Le militant palestinien Mahmoud Khalil continue de lutter contre les efforts de l'administration Trump visant à l'expulser.
L'ancien leader de la protestation sur le campus, Mahmoud Khalil, a poursuivi l'Université de Columbia lundi, accusant les responsables de discrimination à son égard ainsi que d'autres étudiants palestiniens et de ne pas avoir réussi à les protéger du doxxing et du harcèlement au milieu des manifestations généralisées du printemps 2024.
Parmi les autres plaignants figurent le Groupe de travail sur la Palestine et son président, Mohammad Zubairi. Le procès allègue que Columbia a violé les droits civils des plaignants et cherche à mettre fin à la suspension prononcée contre le Groupe de travail sur la Palestine en 2025 et à rétablir l'accès de Khalil au campus.
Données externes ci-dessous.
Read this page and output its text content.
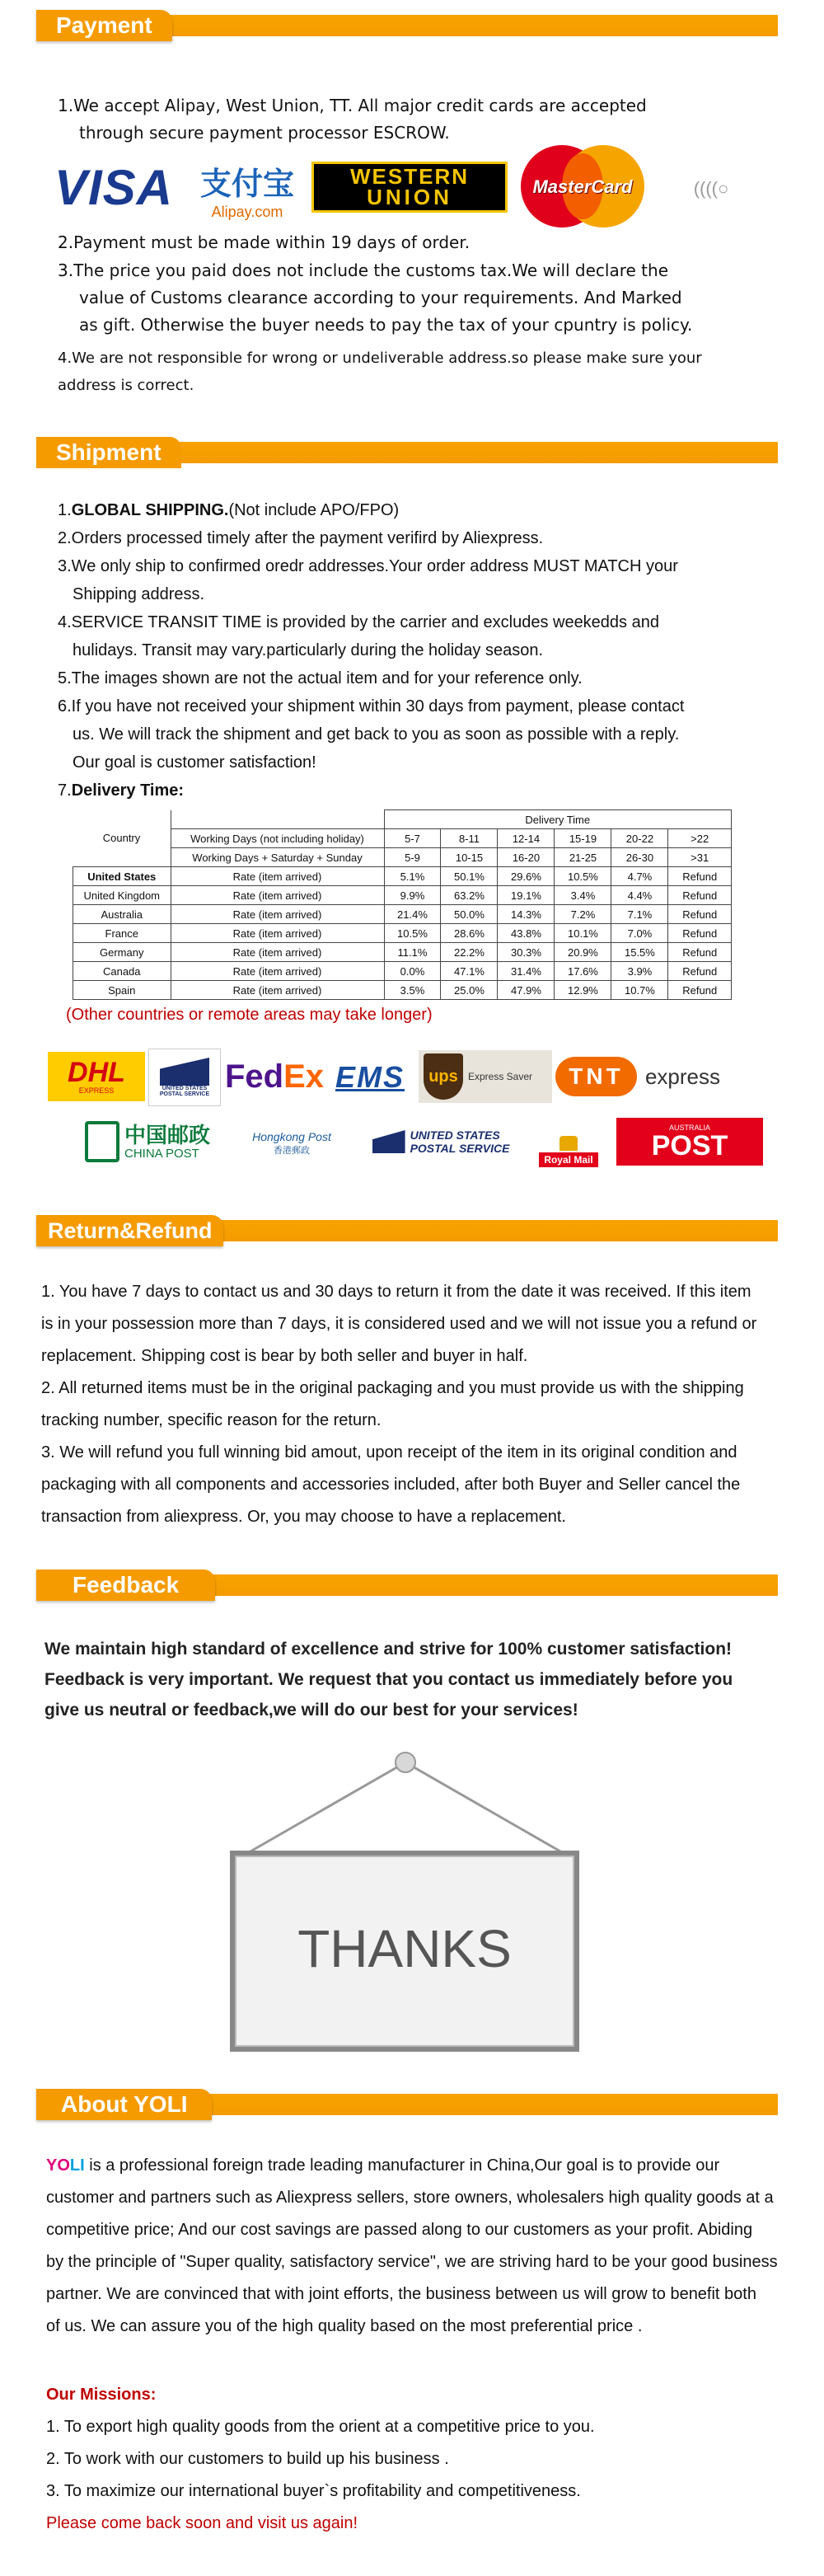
Payment
1.We accept Alipay, West Union, TT. All major credit cards are accepted
through secure payment processor ESCROW.
VISA 支付宝
Alipay.com
WESTERN
UNION	MasterCard	((((○
2.Payment must be made within 19 days of order.
3.The price you paid does not include the customs tax.We will declare the
value of Customs clearance according to your requirements. And Marked
as gift. Otherwise the buyer needs to pay the tax of your cpuntry is policy.
4.We are not responsible for wrong or undeliverable address.so please make sure your
address is correct.
Shipment
1.GLOBAL SHIPPING.(Not include APO/FPO)
2.Orders processed timely after the payment verifird by Aliexpress.
3.We only ship to confirmed oredr addresses.Your order address MUST MATCH your
Shipping address.
4.SERVICE TRANSIT TIME is provided by the carrier and excludes weekedds and
hulidays. Transit may vary.particularly during the holiday season.
5.The images shown are not the actual item and for your reference only.
6.If you have not received your shipment within 30 days from payment, please contact
us. We will track the shipment and get back to you as soon as possible with a reply.
Our goal is customer satisfaction!
7.Delivery Time:
Country		Delivery Time					
	Working Days (not including holiday)	5-7	8-11	12-14	15-19	20-22	>22
	Working Days + Saturday + Sunday	5-9	10-15	16-20	21-25	26-30	>31
United States	Rate (item arrived)	5.1%	50.1%	29.6%	10.5%	4.7%	Refund
United Kingdom	Rate (item arrived)	9.9%	63.2%	19.1%	3.4%	4.4%	Refund
Australia	Rate (item arrived)	21.4%	50.0%	14.3%	7.2%	7.1%	Refund
France	Rate (item arrived)	10.5%	28.6%	43.8%	10.1%	7.0%	Refund
Germany	Rate (item arrived)	11.1%	22.2%	30.3%	20.9%	15.5%	Refund
Canada	Rate (item arrived)	0.0%	47.1%	31.4%	17.6%	3.9%	Refund
Spain	Rate (item arrived)	3.5%	25.0%	47.9%	12.9%	10.7%	Refund
(Other countries or remote areas may take longer)
DHL
EXPRESS	UNITED STATES
POSTAL SERVICE Fed Ex EMS	ups	Express Saver	TNT	express
中国邮政
CHINA POST
Hongkong Post
香港郵政
UNITED STATES
POSTAL SERVICE
Royal Mail
AUSTRALIA
POST
Return&Refund
1. You have 7 days to contact us and 30 days to return it from the date it was received. If this item
is in your possession more than 7 days, it is considered used and we will not issue you a refund or
replacement. Shipping cost is bear by both seller and buyer in half.
2. All returned items must be in the original packaging and you must provide us with the shipping
tracking number, specific reason for the return.
3. We will refund you full winning bid amout, upon receipt of the item in its original condition and
packaging with all components and accessories included, after both Buyer and Seller cancel the
transaction from aliexpress. Or, you may choose to have a replacement.
Feedback
We maintain high standard of excellence and strive for 100% customer satisfaction!
Feedback is very important. We request that you contact us immediately before you
give us neutral or feedback,we will do our best for your services!
THANKS
About YOLI
YOLI is a professional foreign trade leading manufacturer in China,Our goal is to provide our
customer and partners such as Aliexpress sellers, store owners, wholesalers high quality goods at a
competitive price; And our cost savings are passed along to our customers as your profit. Abiding
by the principle of "Super quality, satisfactory service", we are striving hard to be your good business
partner. We are convinced that with joint efforts, the business between us will grow to benefit both
of us. We can assure you of the high quality based on the most preferential price .
Our Missions:
1. To export high quality goods from the orient at a competitive price to you.
2. To work with our customers to build up his business .
3. To maximize our international buyer`s profitability and competitiveness.
Please come back soon and visit us again!
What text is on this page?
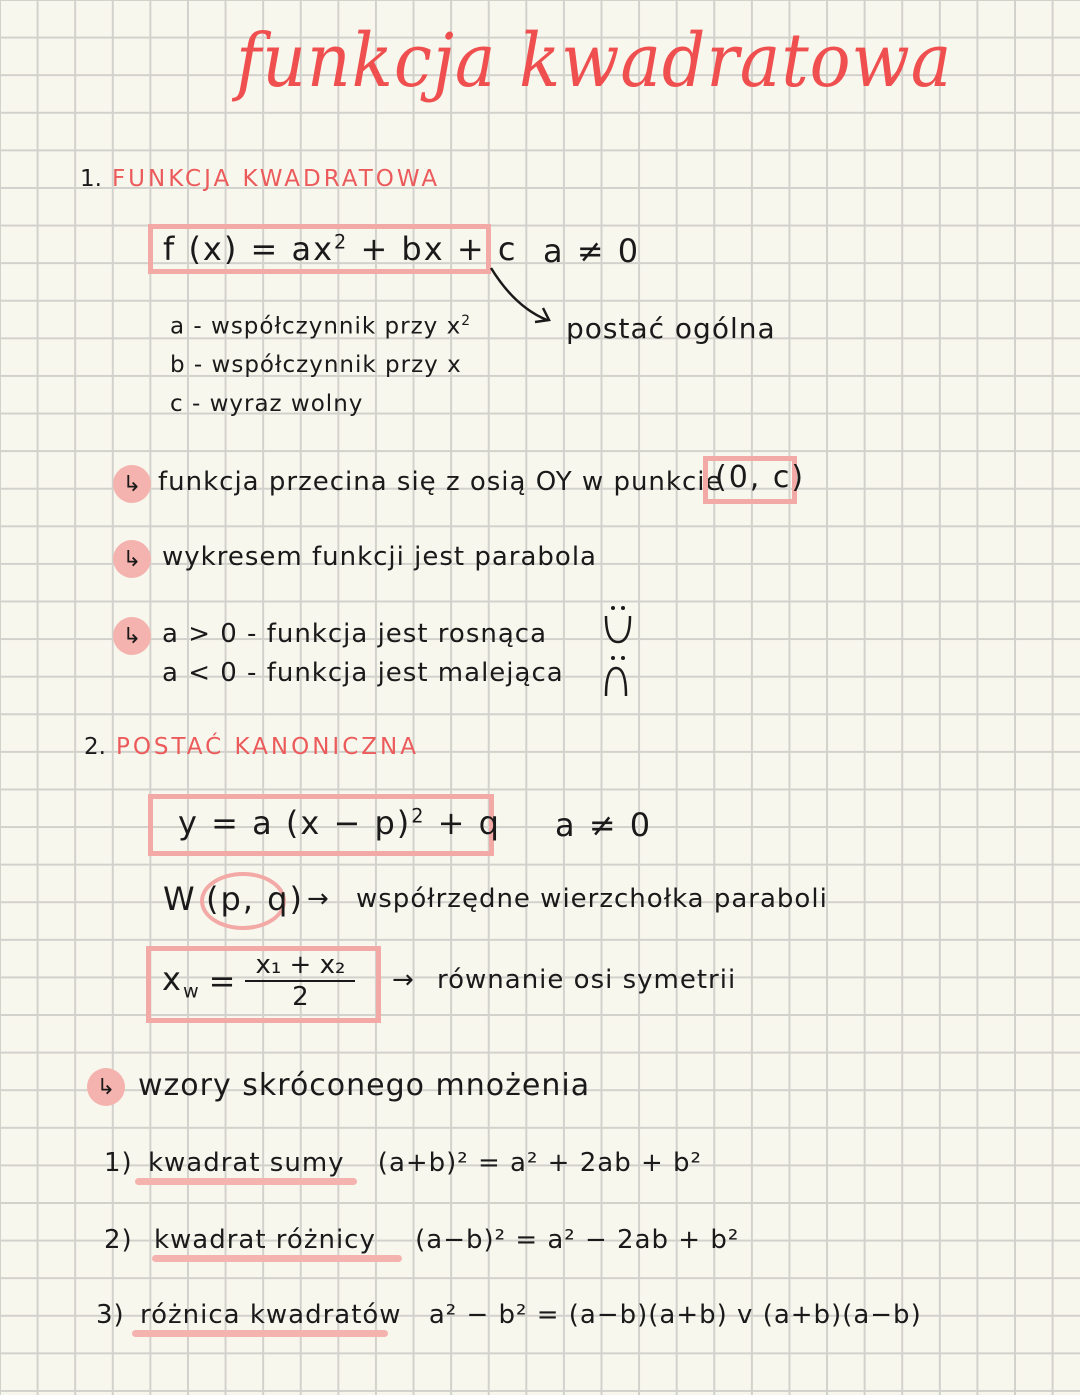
funkcja kwadratowa
1. FUNKCJA KWADRATOWA
f $(x) = ax^2$ + bx + c a ≠ 0
postać ogólna
a - współczynnik przy $x^2$
b - współczynnik przy x
c - wyraz wolny
↳ funkcja przecina się z osią OY w punkcie
(0, c)
↳ wykresem funkcji jest parabola
↳ a > 0 - funkcja jest rosnąca
a < 0 - funkcja jest malejąca
2. POSTAĆ KANONICZNA
y = a $(x - p)^2 + q$ a ≠ 0
W (p, q) → współrzędne wierzchołka paraboli
$x_w = \frac{\text{x₁ + x₂}}{2}$ → równanie osi symetrii
↳ wzory skróconego mnożenia
1) kwadrat sumy (a+b)² = a² + 2ab + b²
2) kwadrat różnicy (a−b)² = a² − 2ab + b²
3) różnica kwadratów a² − b² = (a−b)(a+b) v (a+b)(a−b)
Le groupe faisait partie d'un mouvement plus large derrière les manifestations et l'occupation de Hamilton Hall fin 2024. Columbia a ensuite suspendu le groupe et l'aurait accusé de contribuer à un environnement de harcèlement et a refusé à Khalil l'accès au campus, invoquant des problèmes de sécurité publique.
S’exprimant devant les portes fermées de l’université, Khalil a affirmé que les responsables « avaient donné la priorité à la protection et au bien-être d’un sous-ensemble d’étudiants tout en ignorant nos préoccupations et nos appels ». Il a également affirmé que la Colombie avait permis qu’un « environnement hostile » se développe contre les étudiants palestiniens.
« Nous intentons une action en justice parce qu'aucun étudiant, quelle que soit son origine, ne devrait vivre l'enfer que Columbia nous a fait subir pendant toutes ces années », a déclaré Khalil lors de la conférence de presse en direct de lundi.
Khalil a également poursuivi Keren Yarhi-Milo, doyenne de l'École des affaires internationales et publiques, qui, selon lui, a rejeté lundi les préoccupations soulevées concernant le harcèlement. (À la suite des manifestations pro-palestiniennes, les étudiants juifs ont également affirmé que l’université n’avait pas répondu de manière adéquate à leurs rapports de discrimination et de harcèlement, ce qui a conduit l’administration Trump à accuser la Colombie de ne pas avoir pris de mesures pour empêcher le développement d’un environnement hostile.)
Khalil, qui était une force clé derrière le mouvement de protestation pro-palestinien à Columbia, a accusé les dirigeants d’ignorer le « harcèlement brutal » contre lui et d’autres manifestants et d’être restés passifs lorsque les services de l’immigration et des douanes l’ont arrêté dans un logement universitaire. (Khalil a été libéré de la détention de l'ICE après qu'un juge a jugé sa détention inconstitutionnelle. Les archives judiciaires ont montré plus tard que Khalil et d'autres étudiants avaient été ciblés pour des raisons de liberté d'expression.)
Khalil est désormais impliqué dans de multiples batailles juridiques. Au-delà de ce dernier procès, il continue de lutter contre les efforts de l'administration Trump pour l'expulser et a poursuivi en justice des responsables du gouvernement fédéral et d'autres personnes cherchant des informations sur les efforts visant à harceler les manifestants. Il a également poursuivi Columbia l'année dernière pour la divulgation des dossiers des étudiants au Congrès.
Un porte-parole de Columbia a refusé de commenter directement le procès.
« Créer un environnement de campus où chaque membre de notre communauté se sent le bienvenu, soutenu et en sécurité est fondamental pour qui nous sommes en tant qu'université. C'est aussi une responsabilité que nous prenons au sérieux. Columbia s'engage à protéger notre communauté contre la discrimination et le harcèlement, et à répondre rapidement et de manière appropriée lorsque des préoccupations surviennent », ont-ils écrit.
En juillet dernier, Columbia a réglé avec le gouvernement fédéral des allégations de violations des droits civiques. Columbia a accepté des changements radicaux, notamment une refonte de son système disciplinaire étudiant, des restrictions sur les manifestations sur les campus et une plus grande surveillance administrative de plusieurs programmes universitaires. Columbia a accepté de payer 221 millions de dollars dans le cadre de l'accord de règlement.
En échange, le gouvernement fédéral a clôturé les enquêtes et a rétabli des millions de dollars de fonds de recherche gelés.
Alors que le conflit entre Columbia et le gouvernement fédéral semble avoir pris fin avec le règlement, l'université résiste aux appels de la communauté de New York pour ouvrir ses portes. Les portes de la 116e rue, verrouillées depuis le printemps 2024, l'université limitant l'accès au campus à la suite des manifestations. Le maire de la ville de New York, Zohran Mamdani, a récemment ajouté sa voix à ceux qui souhaitent voir les portes ouvertes.